I have opinions on many things, but I do not tweet them.
If I must share, I voice the cream of the crop to Cheryl. I stay silent about the rest lest people begin to look at me strangely.
Yet here I am writing a column about Twitter, a distant also-ran to Facebook when it comes to absorbing my idle moments. If Twitter were a planet, it would be my Pluto. Facebook would be my Earth.
What prompts me is our president. Trump and his tweets have hijacked the national conversation on just about everything.
Biting the bullet, I began following @realDonaldTrump last week. I am now among his 35.6 million followers.
My first Trump tweet hit me in the gut. “Fake News Media is out of control,” Trump blasted.
No, no, no, I thought. YOU are out of control.
Then I calmed down. It’s only a tweet, I thought. I’m a big boy. If the president of the United States wants to attack the Napa Valley Register, so be it.
Then I got to wondering. If Trump can command national media with a steady barrage of micro messages, then what are our local politicians doing with Twitter?
Are our council members, our local supervisors, our legislators in Sacramento also going a little nutso?
First I checked out the Napa City Council. But for Juliana Inman and Doris Gentry, I didn’t find much going on.
Peter Mott doesn’t have a Twitter account. Scott Sedgley hasn’t tweeted since June, 2012. Mayor Techel last tweeted in December 2014.

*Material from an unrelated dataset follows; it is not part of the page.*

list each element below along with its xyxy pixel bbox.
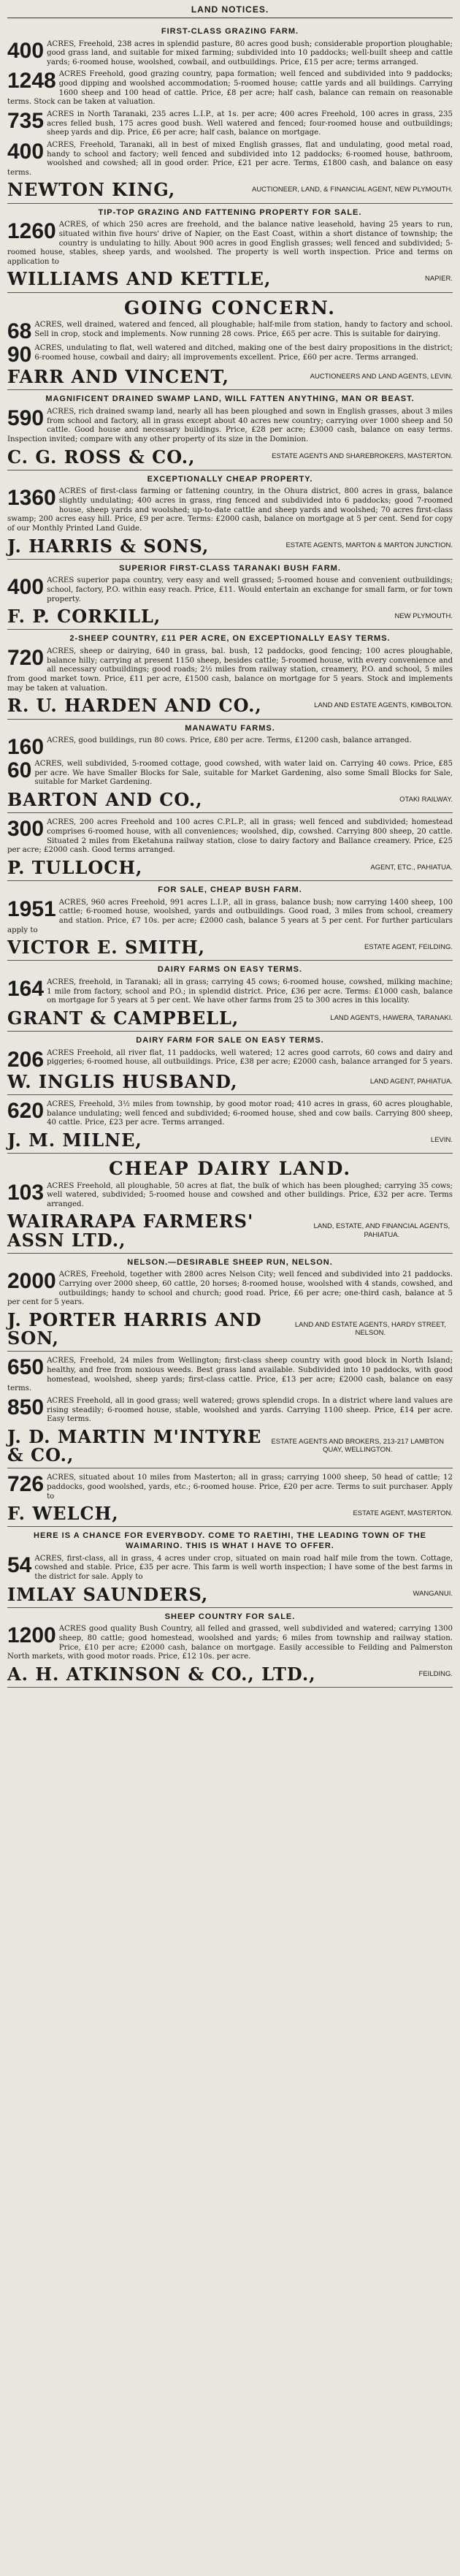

Inman is the council’s Twitter champ, with over 6,000 tweets and more than 1,000 followers. Gentry, who only took office last winter, is approaching 2,000 tweets, with 120 followers.
Some Gentry tweets are little poems to Napa. “love Napa we got it going” she wrote while at a Tony Orlando concert. Before a council meeting she tweeted, “let your voice be heard!”
Inman tweets her whereabouts, thoughts about Robert E. Lee (“a vicious slave owner and rebel”) and also retweets news items, many with an anti-Trump theme.
The members of the Board of Supervisors are Twitter lightweights. Belia Ramos, 13 tweets since December; Alfredo Pedroza, 206 tweets over five years; Diane Dillon, 755 tweets in eight years; Ryan Gregory, 12 tweets since 2015; Brad Wagenknecht, one tweet on Aug. 1, 2013.
None of them tweets nasty. Most of it is deadly boring. Lots of shout-outs to people, events, organizations. Dillon often weighs in on pending legislation in Sacramento.
Our state reps, Assemblywoman Cecelia Aguiar-Curry and Senator Bill Dodd, post photos from “cap and trade” ceremonies, community fairs, appearances before Yolo County Realtors, tours of Fenway Park. After the violence in Charlottesville, both condemned white supremacists.
To find some sharper-edged political tweets from a local pol, you have to follow @RepThompson, who has nearly 18,000 followers, with 2,814 tweets since 2011.
A week ago he tweeted that he favored censuring President Trump for an “inappropriate and offensive” response to Charlottesville. That same day he also tweeted a shout-out to a car show that he’d attended.
That’s Twitter for you. Happy tweets, angry tweets. Little moments frozen in time.
I called several of our local politicos to ask about their Twitter presences, or lack thereof.
Wagenknecht said he expects to add Twitter to his social media repertoire before he runs for re-election in 2018. “People like to know you’re interested in other people in this world,” he said.
Describing herself as a news junkie, Inman said her Twitter feed keeps her in the swim of things. But while she will jab at Trump on Twitter, she won’t follow him on Twitter. “My head would explode,” she said.
Mott said Twitter exceeds his tolerance for social media. “I associate Twitter with Donald Trump,” he said. “Anything I can do to distance myself from that is good.”
My own Twitter performance is nothing to brag about. Over five years, 440 followers, 298 tweets, almost all of them Napa Journal columns.
Unlike the president’s tweets, none of them has lit up the tweetosphere.